На восток.
Когда уже не в раннем детстве, отец рассказывал, по моей посьбе, свою историю, я не понимал, как же так могло быть. Война ведь.
Мне всё представлялось этаким военным порядком.
С одной стороны наступают фашисты, стреляя перед собой из пулемётов и танков. Отстреливаясь и теряя убитых, несколько растерянными, но неразрывными рядами отступают советские солдаты, пытаясь удержать границу, которая стала движущимся фронтом.
Теперь я думаю, что на войне подобие упорядоченного фронта возникало только во время затишья. Сами по себе военные действия – это чистая мясорубка, в которой разбираются только генералы, выжившие ветераны-писатели и всё потом знающие историки.
Танки, например, которые отец видел на горизонте, мчались на восток, чтобы выполнить боевую задачу, захватить какой-нибудь крупный военный центр. Им не было дела до плетущихся по шпалам беженцев.
Отец добрался до какой-то станции, сумел впихнуться в поезд, потом в другой. Вещей-то не было, руки свободны.
Через день он прибыл в Одессу, которая была центром огромного военного округа. Там шла растерянно-деловая суета начала неожиданной войны. Никто ведь не знал, что уже через полтора месяца начнётся оборона Одессы, а в середине октября город будет окупирован.
На следующий день бывший директор школы явился в ОБЛОНО:
- Как вы здесь оказались? Кто разрешил вам покинуть место службы?
Я пишу только то, что знаю. То, что мне рассказывал отец. Просто сейчас от себя думаю, что, возможно, направление на работу, в захваченную Польшу, было отчасти санкционированно военкоматом. Возраст у отца был призывной, страна была военизированна, людей не хватало.
После обьяснений у него отобрали документы и велели безвыходно находиться дома до того, как решат его судьбу.
Он и не выходил. А куда можно было тогда выйти без документов, да ещё подсудимому, находящемуся под домашним арестом?
Через неделю явился мальчишка-призывник и принёс приказ. В течение 24-х часов отец должен был отправиться своим ходом, без сопровождающих, в Сибирь, в гулаговский посёлок где-то в тайге, на лесоповале.
Такое наказание ему было назначено, наверное, судом из трёх человек, как тогда делалось. Отправлять на войну пришедших с уже занятой территории боялись. Штрафных подразделений ещё не было.
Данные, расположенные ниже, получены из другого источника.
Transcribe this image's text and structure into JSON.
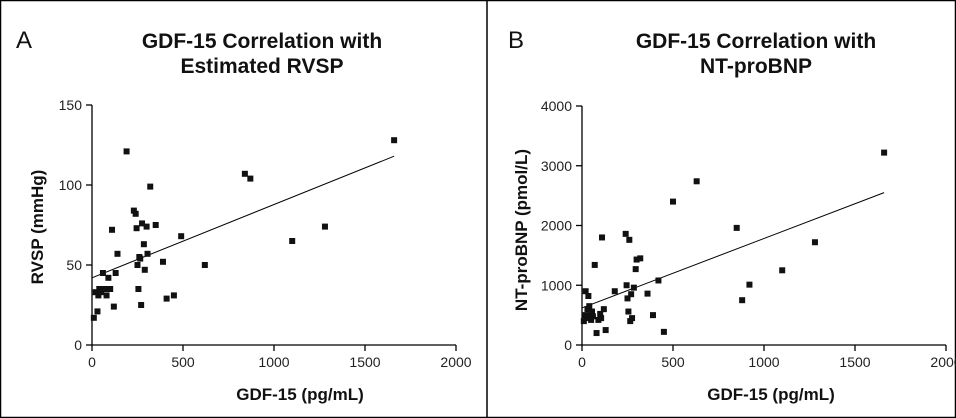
{
  "chart_data": [
    {
      "type": "scatter",
      "panel_letter": "A",
      "title_line1": "GDF-15 Correlation with",
      "title_line2": "Estimated RVSP",
      "xlabel": "GDF-15 (pg/mL)",
      "ylabel": "RVSP (mmHg)",
      "xlim": [
        0,
        2000
      ],
      "ylim": [
        0,
        150
      ],
      "xticks": [
        0,
        500,
        1000,
        1500,
        2000
      ],
      "yticks": [
        0,
        50,
        100,
        150
      ],
      "x_tick_labels": [
        "0",
        "500",
        "1000",
        "1500",
        "2000"
      ],
      "y_tick_labels": [
        "0",
        "50",
        "100",
        "150"
      ],
      "grid": false,
      "legend": "none",
      "points": [
        [
          10,
          17
        ],
        [
          20,
          33
        ],
        [
          30,
          21
        ],
        [
          35,
          31
        ],
        [
          40,
          35
        ],
        [
          50,
          33
        ],
        [
          60,
          45
        ],
        [
          70,
          35
        ],
        [
          80,
          31
        ],
        [
          90,
          42
        ],
        [
          100,
          35
        ],
        [
          110,
          72
        ],
        [
          120,
          24
        ],
        [
          130,
          45
        ],
        [
          140,
          57
        ],
        [
          190,
          121
        ],
        [
          230,
          84
        ],
        [
          240,
          82
        ],
        [
          245,
          73
        ],
        [
          250,
          50
        ],
        [
          255,
          35
        ],
        [
          260,
          55
        ],
        [
          265,
          54
        ],
        [
          270,
          25
        ],
        [
          275,
          76
        ],
        [
          285,
          63
        ],
        [
          290,
          47
        ],
        [
          300,
          74
        ],
        [
          305,
          57
        ],
        [
          320,
          99
        ],
        [
          350,
          75
        ],
        [
          390,
          52
        ],
        [
          410,
          29
        ],
        [
          450,
          31
        ],
        [
          490,
          68
        ],
        [
          620,
          50
        ],
        [
          840,
          107
        ],
        [
          870,
          104
        ],
        [
          1100,
          65
        ],
        [
          1280,
          74
        ],
        [
          1660,
          128
        ]
      ],
      "trendline": [
        [
          0,
          42
        ],
        [
          1660,
          118
        ]
      ]
    },
    {
      "type": "scatter",
      "panel_letter": "B",
      "title_line1": "GDF-15 Correlation with",
      "title_line2": "NT-proBNP",
      "xlabel": "GDF-15 (pg/mL)",
      "ylabel": "NT-proBNP (pmol/L)",
      "xlim": [
        0,
        2000
      ],
      "ylim": [
        0,
        4000
      ],
      "xticks": [
        0,
        500,
        1000,
        1500,
        2000
      ],
      "yticks": [
        0,
        1000,
        2000,
        3000,
        4000
      ],
      "x_tick_labels": [
        "0",
        "500",
        "1000",
        "1500",
        "2000"
      ],
      "y_tick_labels": [
        "0",
        "1000",
        "2000",
        "3000",
        "4000"
      ],
      "grid": false,
      "legend": "none",
      "points": [
        [
          10,
          400
        ],
        [
          15,
          500
        ],
        [
          20,
          900
        ],
        [
          25,
          450
        ],
        [
          30,
          600
        ],
        [
          35,
          820
        ],
        [
          40,
          650
        ],
        [
          45,
          500
        ],
        [
          50,
          420
        ],
        [
          55,
          560
        ],
        [
          60,
          480
        ],
        [
          70,
          1340
        ],
        [
          80,
          200
        ],
        [
          90,
          420
        ],
        [
          100,
          520
        ],
        [
          105,
          450
        ],
        [
          110,
          1800
        ],
        [
          120,
          600
        ],
        [
          130,
          250
        ],
        [
          180,
          900
        ],
        [
          240,
          1860
        ],
        [
          245,
          1000
        ],
        [
          250,
          780
        ],
        [
          255,
          560
        ],
        [
          260,
          1760
        ],
        [
          265,
          400
        ],
        [
          270,
          850
        ],
        [
          275,
          450
        ],
        [
          285,
          960
        ],
        [
          295,
          1270
        ],
        [
          300,
          1430
        ],
        [
          320,
          1450
        ],
        [
          360,
          860
        ],
        [
          390,
          500
        ],
        [
          420,
          1080
        ],
        [
          450,
          220
        ],
        [
          500,
          2400
        ],
        [
          630,
          2740
        ],
        [
          850,
          1960
        ],
        [
          880,
          750
        ],
        [
          920,
          1010
        ],
        [
          1100,
          1250
        ],
        [
          1280,
          1720
        ],
        [
          1660,
          3220
        ]
      ],
      "trendline": [
        [
          0,
          620
        ],
        [
          1660,
          2550
        ]
      ]
    }
  ]
}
И отец отправился в Сибирь. Он добирался туда дней десять. Шла война. Массы людей перемещались по железной дороге. Ночевал и питался на вокзалах. В качестве главного документа у него было направление в зону, а документы проверяли без конца.
Особенно тяжёлым был последний участок пути. Что-то отец рассказывал про однополосную узкоколейку, по которой ходил один поезд с двумя вагонами, и паровоз назывался “Кукушка”.
Я запомнил только, что уже совсем недалеко до конца, в ожидании утреннего поезда, отцу предложили за небольшую плату заночевать в доме около станции у какой-то женщины лет сорока. Они посидели, хорошо поговорили. У неё на днях сына мобилизовали. Она хорошо его покормила, а уж какой он был голодный.
Ночью отец что-то почуствовал. Приподнял голову и увидел, что хозяйка входит в комнату с топором. Глаза безумные.
Она гонялась за ним с пеной у рта, и он от неё еле сумел убежать.
Постучался в какой-то соседний дом. Ему открыли, впустили. Это, кажется, был тот человек, который порекомендовал место для ночлега. Он обьяснил отцу, что в посёлке знают о приступах его гостеприимной хозяйки.
Я, пацан, помню, ещё спросил:
- Ты чего же не мог с женщиной справиться?
И отец обьяснил мне, что в приступах безумия у сумашедших бывает бешеная сила. Ну и топор.